Milostan acknowledges the need for national standards and describes HIPAA as some of the “red tape” the industry needs. HIPAA’s cost will be “enormous, but have long-term value,” but the standards will help the need to integrate multiple vendor solutions. He notes that there is no single vendor solution in spite of some company claims and that all EMRs will be a limited combination of vendor products.

Shultz grants that standards must be employed to reach fully electronic charts capable of interchanging data with other systems. He thinks many of these standards will take effect in three to five years. NextGen is anticipating the future by incorporating pediatric standards from the Centers for Disease Control and Prevention for immunizations and growth charts into its EMR. Acknowledging that SNOMED CT is the future coding language in electronic charts and that the LOINC standards will probably be the gold standard for lab values, NextGen is looking to incorporate those and others as their products evolve.

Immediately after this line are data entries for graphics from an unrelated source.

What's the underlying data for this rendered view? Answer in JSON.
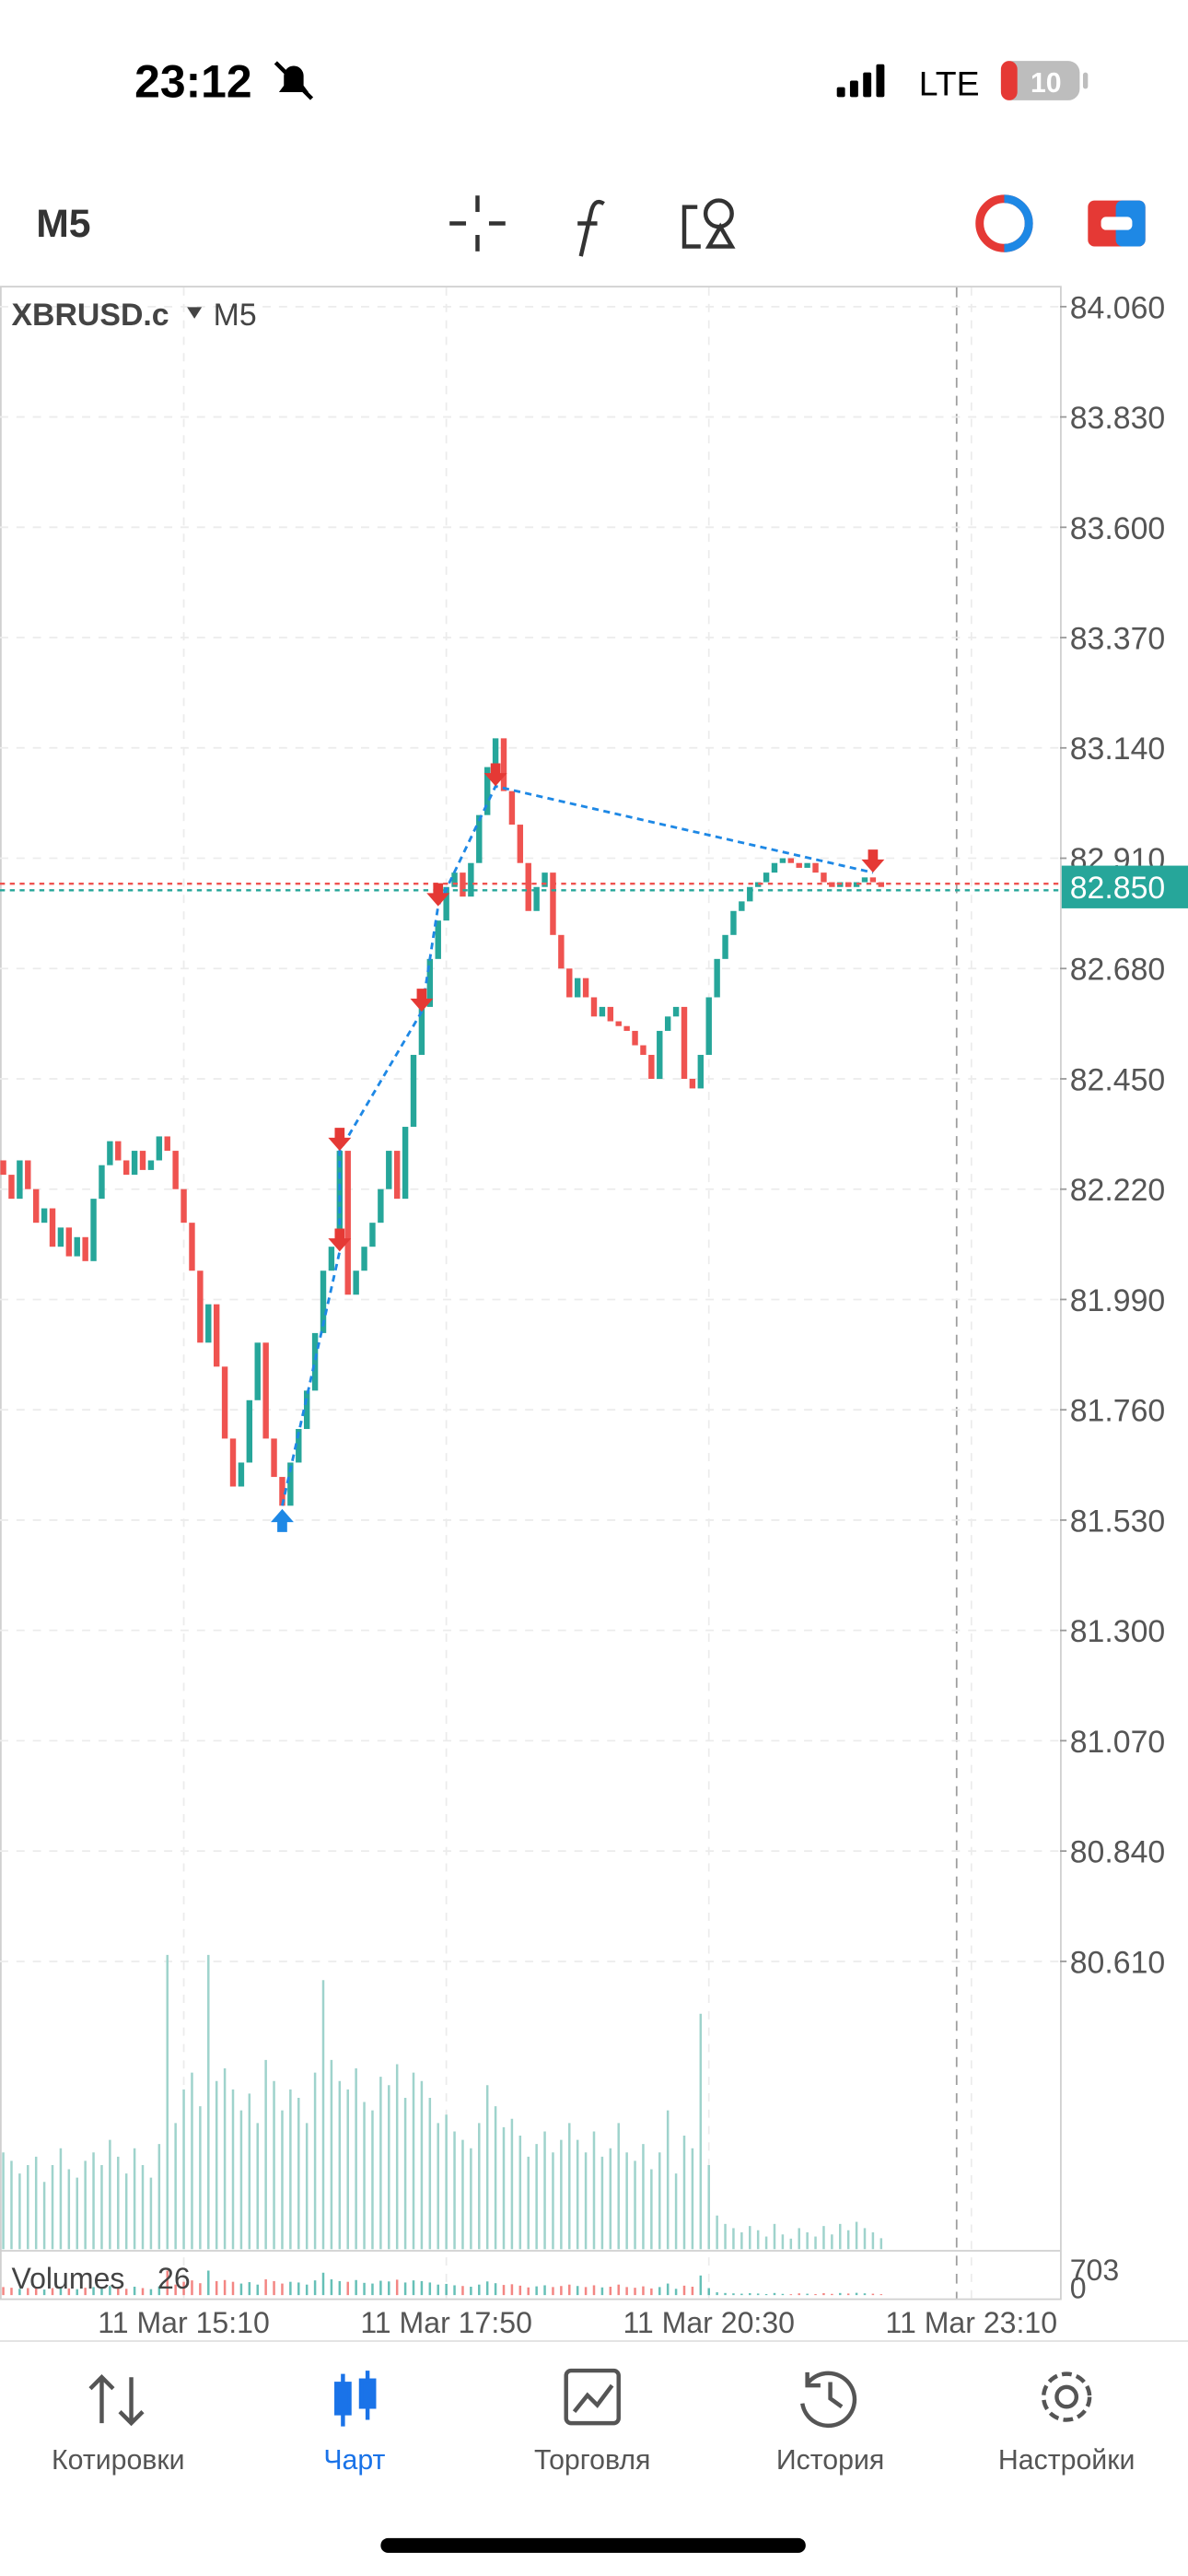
{
  "status_bar": {
    "time": "23:12",
    "network": "LTE",
    "battery": "10"
  },
  "toolbar": {
    "timeframe": "M5"
  },
  "chart_data": {
    "type": "candlestick",
    "symbol": "XBRUSD.c",
    "timeframe": "M5",
    "up_color": "#26a69a",
    "down_color": "#ef5350",
    "open": [
      82.28,
      82.25,
      82.2,
      82.28,
      82.22,
      82.15,
      82.18,
      82.1,
      82.14,
      82.08,
      82.12,
      82.07,
      82.2,
      82.27,
      82.32,
      82.28,
      82.25,
      82.3,
      82.26,
      82.28,
      82.33,
      82.3,
      82.22,
      82.15,
      82.05,
      81.9,
      81.98,
      81.85,
      81.7,
      81.6,
      81.65,
      81.78,
      81.9,
      81.7,
      81.62,
      81.56,
      81.65,
      81.72,
      81.8,
      81.92,
      82.05,
      82.1,
      82.3,
      82.0,
      82.05,
      82.1,
      82.15,
      82.22,
      82.3,
      82.2,
      82.35,
      82.5,
      82.6,
      82.7,
      82.78,
      82.85,
      82.88,
      82.83,
      82.9,
      83.0,
      83.1,
      83.16,
      83.05,
      82.98,
      82.9,
      82.8,
      82.85,
      82.88,
      82.75,
      82.68,
      82.62,
      82.66,
      82.62,
      82.58,
      82.6,
      82.57,
      82.56,
      82.55,
      82.52,
      82.5,
      82.45,
      82.55,
      82.58,
      82.6,
      82.45,
      82.43,
      82.5,
      82.62,
      82.7,
      82.75,
      82.8,
      82.82,
      82.85,
      82.86,
      82.88,
      82.9,
      82.91,
      82.9,
      82.89,
      82.9,
      82.88,
      82.86,
      82.85,
      82.86,
      82.85,
      82.86,
      82.87,
      82.86
    ],
    "close": [
      82.25,
      82.2,
      82.28,
      82.22,
      82.15,
      82.18,
      82.1,
      82.14,
      82.08,
      82.12,
      82.07,
      82.2,
      82.27,
      82.32,
      82.28,
      82.25,
      82.3,
      82.26,
      82.28,
      82.33,
      82.3,
      82.22,
      82.15,
      82.05,
      81.9,
      81.98,
      81.85,
      81.7,
      81.6,
      81.65,
      81.78,
      81.9,
      81.7,
      81.62,
      81.56,
      81.65,
      81.72,
      81.8,
      81.92,
      82.05,
      82.1,
      82.3,
      82.0,
      82.05,
      82.1,
      82.15,
      82.22,
      82.3,
      82.2,
      82.35,
      82.5,
      82.6,
      82.7,
      82.78,
      82.85,
      82.88,
      82.83,
      82.9,
      83.0,
      83.1,
      83.16,
      83.05,
      82.98,
      82.9,
      82.8,
      82.85,
      82.88,
      82.75,
      82.68,
      82.62,
      82.66,
      82.62,
      82.58,
      82.6,
      82.57,
      82.56,
      82.55,
      82.52,
      82.5,
      82.45,
      82.55,
      82.58,
      82.6,
      82.45,
      82.43,
      82.5,
      82.62,
      82.7,
      82.75,
      82.8,
      82.82,
      82.85,
      82.86,
      82.88,
      82.9,
      82.91,
      82.9,
      82.89,
      82.9,
      82.88,
      82.86,
      82.85,
      82.86,
      82.85,
      82.86,
      82.87,
      82.86,
      82.85
    ],
    "ylim": [
      80.01,
      84.1
    ],
    "yticks": [
      {
        "value": 84.06,
        "label": "84.060"
      },
      {
        "value": 83.83,
        "label": "83.830"
      },
      {
        "value": 83.6,
        "label": "83.600"
      },
      {
        "value": 83.37,
        "label": "83.370"
      },
      {
        "value": 83.14,
        "label": "83.140"
      },
      {
        "value": 82.91,
        "label": "82.910"
      },
      {
        "value": 82.68,
        "label": "82.680"
      },
      {
        "value": 82.45,
        "label": "82.450"
      },
      {
        "value": 82.22,
        "label": "82.220"
      },
      {
        "value": 81.99,
        "label": "81.990"
      },
      {
        "value": 81.76,
        "label": "81.760"
      },
      {
        "value": 81.53,
        "label": "81.530"
      },
      {
        "value": 81.3,
        "label": "81.300"
      },
      {
        "value": 81.07,
        "label": "81.070"
      },
      {
        "value": 80.84,
        "label": "80.840"
      },
      {
        "value": 80.61,
        "label": "80.610"
      }
    ],
    "xlim": [
      -0.4,
      128.8
    ],
    "xticks": [
      {
        "value": 22,
        "label": "11 Mar 15:10"
      },
      {
        "value": 54,
        "label": "11 Mar 17:50"
      },
      {
        "value": 86,
        "label": "11 Mar 20:30"
      },
      {
        "value": 118,
        "label": "11 Mar 23:10"
      }
    ],
    "grid": true,
    "last_price": {
      "value": 82.85,
      "label": "82.850"
    },
    "trades": [
      {
        "side": "buy",
        "index": 34,
        "price": 81.56
      },
      {
        "side": "sell",
        "index": 41,
        "price": 82.09
      },
      {
        "side": "sell",
        "index": 41,
        "price": 82.3
      },
      {
        "side": "sell",
        "index": 51,
        "price": 82.59
      },
      {
        "side": "sell",
        "index": 53,
        "price": 82.81
      },
      {
        "side": "sell",
        "index": 60,
        "price": 83.06
      },
      {
        "side": "sell",
        "index": 106,
        "price": 82.88
      }
    ],
    "volumes": {
      "name": "Volumes",
      "ylim": [
        0,
        703
      ],
      "yticks": [
        703,
        0
      ],
      "values": [
        230,
        210,
        180,
        200,
        220,
        160,
        200,
        240,
        190,
        170,
        210,
        230,
        200,
        260,
        220,
        180,
        240,
        200,
        170,
        250,
        700,
        300,
        380,
        420,
        340,
        700,
        400,
        430,
        380,
        330,
        370,
        300,
        450,
        400,
        330,
        380,
        360,
        300,
        420,
        640,
        450,
        400,
        380,
        430,
        350,
        330,
        410,
        390,
        440,
        360,
        420,
        400,
        360,
        300,
        320,
        280,
        260,
        240,
        300,
        390,
        340,
        290,
        310,
        270,
        220,
        250,
        280,
        230,
        260,
        300,
        260,
        230,
        280,
        220,
        240,
        300,
        230,
        210,
        250,
        190,
        230,
        330,
        180,
        270,
        240,
        560,
        200,
        80,
        60,
        50,
        40,
        55,
        45,
        30,
        60,
        35,
        25,
        50,
        40,
        30,
        55,
        35,
        60,
        45,
        65,
        50,
        40,
        26
      ]
    }
  },
  "nav": {
    "items": [
      "Котировки",
      "Чарт",
      "Торговля",
      "История",
      "Настройки"
    ],
    "active": 1
  }
}
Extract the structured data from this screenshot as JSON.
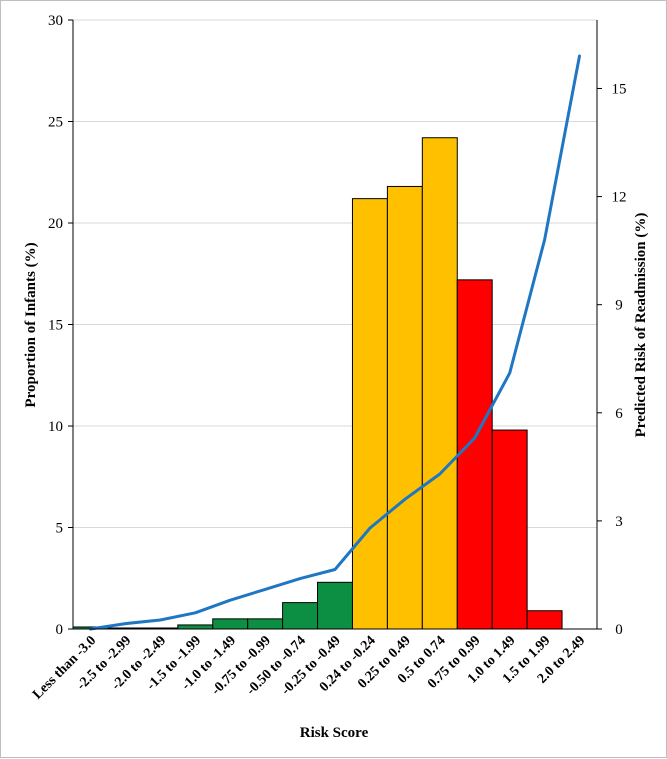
{
  "chart_data": {
    "type": "bar",
    "title": "",
    "xlabel": "Risk Score",
    "ylabel": "Proportion of Infants (%)",
    "y2label": "Predicted Risk of Readmission (%)",
    "categories": [
      "Less than -3.0",
      "-2.5 to -2.99",
      "-2.0 to -2.49",
      "-1.5 to -1.99",
      "-1.0 to -1.49",
      "-0.75 to -0.99",
      "-0.50 to -0.74",
      "-0.25 to -0.49",
      "0.24 to -0.24",
      "0.25 to 0.49",
      "0.5 to 0.74",
      "0.75 to 0.99",
      "1.0 to 1.49",
      "1.5 to 1.99",
      "2.0 to 2.49"
    ],
    "ylim": [
      0,
      30
    ],
    "yticks": [
      0,
      5,
      10,
      15,
      20,
      25,
      30
    ],
    "y2lim": [
      0,
      16.9
    ],
    "y2ticks": [
      0,
      3,
      6,
      9,
      12,
      15
    ],
    "grid": true,
    "series": [
      {
        "type": "bar",
        "values": [
          0.1,
          0.05,
          0.05,
          0.2,
          0.5,
          0.5,
          1.3,
          2.3,
          21.2,
          21.8,
          24.2,
          17.2,
          9.8,
          0.9,
          0.0
        ],
        "colors": [
          "#0d8f43",
          "#0d8f43",
          "#0d8f43",
          "#0d8f43",
          "#0d8f43",
          "#0d8f43",
          "#0d8f43",
          "#0d8f43",
          "#ffc000",
          "#ffc000",
          "#ffc000",
          "#ff0000",
          "#ff0000",
          "#ff0000",
          "#ff0000"
        ]
      },
      {
        "type": "line",
        "axis": "right",
        "color": "#1f77c4",
        "values": [
          0.0,
          0.15,
          0.25,
          0.45,
          0.8,
          1.1,
          1.4,
          1.65,
          2.8,
          3.6,
          4.3,
          5.3,
          7.1,
          10.8,
          15.9
        ]
      }
    ]
  }
}
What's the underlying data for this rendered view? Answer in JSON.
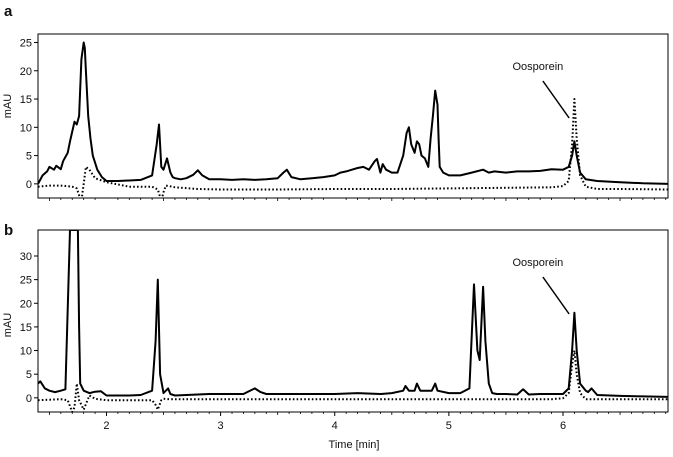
{
  "chart_data": [
    {
      "type": "line",
      "panel": "a",
      "ylabel": "mAU",
      "xlim": [
        1.4,
        6.92
      ],
      "ylim": [
        -2.5,
        26.5
      ],
      "y_ticks": [
        0,
        5,
        10,
        15,
        20,
        25
      ],
      "x_ticks": [],
      "series": [
        {
          "style": "solid",
          "x": [
            1.4,
            1.44,
            1.48,
            1.5,
            1.54,
            1.56,
            1.6,
            1.62,
            1.66,
            1.68,
            1.72,
            1.74,
            1.76,
            1.78,
            1.8,
            1.81,
            1.82,
            1.84,
            1.86,
            1.88,
            1.92,
            1.96,
            2.0,
            2.1,
            2.2,
            2.3,
            2.4,
            2.44,
            2.46,
            2.48,
            2.5,
            2.53,
            2.56,
            2.58,
            2.6,
            2.65,
            2.7,
            2.76,
            2.8,
            2.84,
            2.9,
            3.0,
            3.1,
            3.2,
            3.3,
            3.4,
            3.5,
            3.55,
            3.58,
            3.62,
            3.7,
            3.8,
            3.9,
            4.0,
            4.05,
            4.1,
            4.15,
            4.2,
            4.25,
            4.3,
            4.35,
            4.37,
            4.4,
            4.42,
            4.45,
            4.5,
            4.55,
            4.6,
            4.63,
            4.65,
            4.67,
            4.7,
            4.72,
            4.74,
            4.76,
            4.79,
            4.82,
            4.84,
            4.86,
            4.88,
            4.9,
            4.91,
            4.92,
            4.95,
            5.0,
            5.1,
            5.2,
            5.3,
            5.35,
            5.4,
            5.5,
            5.6,
            5.7,
            5.8,
            5.9,
            6.0,
            6.05,
            6.08,
            6.1,
            6.12,
            6.15,
            6.2,
            6.3,
            6.5,
            6.7,
            6.92
          ],
          "y": [
            0,
            1.5,
            2.2,
            3,
            2.5,
            3.2,
            2.6,
            4,
            5.5,
            7.5,
            11,
            10.5,
            12,
            22,
            25,
            24,
            20,
            12,
            8,
            5,
            2.5,
            1.2,
            0.5,
            0.5,
            0.6,
            0.7,
            1.5,
            7,
            10.5,
            3,
            2.5,
            4.5,
            2,
            1.2,
            1,
            0.8,
            1,
            1.6,
            2.4,
            1.5,
            0.8,
            0.8,
            0.7,
            0.8,
            0.7,
            0.8,
            1,
            2,
            2.5,
            1.2,
            0.8,
            1,
            1.2,
            1.5,
            2,
            2.2,
            2.5,
            2.8,
            3,
            2.5,
            4,
            4.4,
            2,
            3.5,
            2.5,
            2,
            2,
            5,
            9,
            10,
            7,
            5.5,
            7.5,
            7,
            5,
            4.5,
            3,
            8,
            12,
            16.5,
            14,
            8,
            3,
            2,
            1.5,
            1.5,
            2,
            2.5,
            2,
            2.2,
            2,
            2.2,
            2.2,
            2.3,
            2.6,
            2.5,
            3,
            5,
            7.5,
            5,
            2,
            0.8,
            0.5,
            0.3,
            0.1,
            0
          ]
        },
        {
          "style": "dotted",
          "x": [
            1.4,
            1.5,
            1.6,
            1.65,
            1.7,
            1.74,
            1.76,
            1.78,
            1.8,
            1.82,
            1.85,
            1.9,
            2.0,
            2.2,
            2.4,
            2.45,
            2.48,
            2.5,
            2.52,
            2.55,
            2.6,
            2.8,
            3.0,
            3.5,
            4.0,
            4.5,
            5.0,
            5.5,
            5.9,
            6.0,
            6.05,
            6.08,
            6.1,
            6.12,
            6.15,
            6.2,
            6.3,
            6.5,
            6.92
          ],
          "y": [
            -0.5,
            -0.3,
            -0.3,
            -0.4,
            -0.5,
            -0.8,
            -2,
            -3,
            0,
            3,
            2.5,
            1,
            0.3,
            -0.5,
            -0.5,
            -1,
            -3,
            -1.5,
            -0.3,
            -0.4,
            -0.6,
            -0.9,
            -1,
            -1,
            -0.9,
            -0.9,
            -0.8,
            -0.7,
            -0.6,
            -0.4,
            0.5,
            7,
            15,
            8,
            1.5,
            -0.5,
            -0.9,
            -0.9,
            -1
          ]
        }
      ],
      "annotations": [
        {
          "text": "Oosporein",
          "points_to_x": 6.08
        }
      ]
    },
    {
      "type": "line",
      "panel": "b",
      "ylabel": "mAU",
      "xlabel": "Time [min]",
      "xlim": [
        1.4,
        6.92
      ],
      "ylim": [
        -3,
        35.5
      ],
      "y_ticks": [
        0,
        5,
        10,
        15,
        20,
        25,
        30
      ],
      "x_ticks": [
        2,
        3,
        4,
        5,
        6
      ],
      "series": [
        {
          "style": "solid",
          "x": [
            1.4,
            1.42,
            1.46,
            1.5,
            1.55,
            1.6,
            1.64,
            1.68,
            1.7,
            1.72,
            1.75,
            1.76,
            1.77,
            1.8,
            1.85,
            1.9,
            1.95,
            2.0,
            2.1,
            2.2,
            2.3,
            2.4,
            2.43,
            2.45,
            2.47,
            2.5,
            2.54,
            2.56,
            2.6,
            2.7,
            2.8,
            2.9,
            3.0,
            3.2,
            3.3,
            3.35,
            3.4,
            3.6,
            3.8,
            4.0,
            4.2,
            4.4,
            4.5,
            4.6,
            4.62,
            4.65,
            4.7,
            4.72,
            4.75,
            4.8,
            4.85,
            4.88,
            4.9,
            5.0,
            5.1,
            5.18,
            5.22,
            5.25,
            5.27,
            5.3,
            5.32,
            5.35,
            5.38,
            5.42,
            5.5,
            5.6,
            5.65,
            5.7,
            5.8,
            5.9,
            6.0,
            6.05,
            6.08,
            6.1,
            6.12,
            6.15,
            6.2,
            6.22,
            6.25,
            6.3,
            6.5,
            6.7,
            6.92
          ],
          "y": [
            3,
            3.5,
            2,
            1.5,
            1.2,
            1.5,
            1.8,
            35.5,
            35.5,
            35.5,
            35.5,
            15,
            3,
            1.5,
            1,
            1.3,
            1.4,
            0.5,
            0.5,
            0.5,
            0.6,
            1.5,
            12,
            25,
            5,
            1,
            2,
            0.8,
            0.5,
            0.6,
            0.7,
            0.8,
            0.8,
            0.8,
            2,
            1.2,
            0.8,
            0.8,
            0.8,
            0.8,
            1,
            0.8,
            1,
            1.5,
            2.5,
            1.5,
            1.5,
            3,
            1.5,
            1.5,
            1.5,
            3,
            1.5,
            1,
            1,
            2,
            24,
            10,
            8,
            23.5,
            12,
            3,
            1,
            0.8,
            0.8,
            0.7,
            1.8,
            0.7,
            0.8,
            0.8,
            0.8,
            2,
            10,
            18,
            10,
            3,
            1.5,
            1.2,
            2,
            0.6,
            0.4,
            0.3,
            0.2
          ]
        },
        {
          "style": "dotted",
          "x": [
            1.4,
            1.5,
            1.6,
            1.66,
            1.7,
            1.72,
            1.74,
            1.76,
            1.8,
            1.85,
            1.9,
            2.0,
            2.2,
            2.4,
            2.43,
            2.45,
            2.48,
            2.5,
            2.55,
            2.6,
            3.0,
            3.5,
            4.0,
            4.5,
            5.0,
            5.5,
            5.9,
            6.0,
            6.05,
            6.08,
            6.1,
            6.12,
            6.15,
            6.2,
            6.3,
            6.5,
            6.92
          ],
          "y": [
            -0.5,
            -0.4,
            -0.3,
            -0.5,
            -3,
            -2,
            3,
            -0.5,
            -2.5,
            0.5,
            -0.2,
            -0.5,
            -0.5,
            -0.5,
            -1.5,
            -2.5,
            -0.5,
            -0.2,
            -0.3,
            -0.3,
            -0.3,
            -0.3,
            -0.3,
            -0.3,
            -0.3,
            -0.3,
            -0.3,
            -0.1,
            1,
            7,
            10,
            5,
            1,
            -0.3,
            -0.3,
            -0.3,
            -0.3
          ]
        }
      ],
      "annotations": [
        {
          "text": "Oosporein",
          "points_to_x": 6.08
        }
      ]
    }
  ]
}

Shultz sees no limits for the possibilities of integrated, high-speed answers to healthcare’s questions. NextGen has moved into an integrated mode by connecting its suite of products through wireless techniques such as a personal digital assistant that permits physicians and other caregivers to interact seamlessly with the company’s EMR and enterprise practice management solutions. Leveraging Web technologies, NextGen envisions the incorporation of access to expert databases without the physician ever having to leave the electronic chart.

Supporting Milostan’s assertion that fully electronic charts are near, Shultz foresees “real-time, speed-of-light adjudication of claims, instantaneous lab results, anywhere, anytime access to patient monitoring systems.”

With the opportunities afforded by Web technologies and the continuing evolution of clinical products, healthcare administrators may no longer have to choose an integrated product or best-of-breed, but may be able to have an intermingled solution that exactly meets their organizational requirements.

— Sandra Nunn, MA, RHIA, CHP, is a contributing editor at For the Record.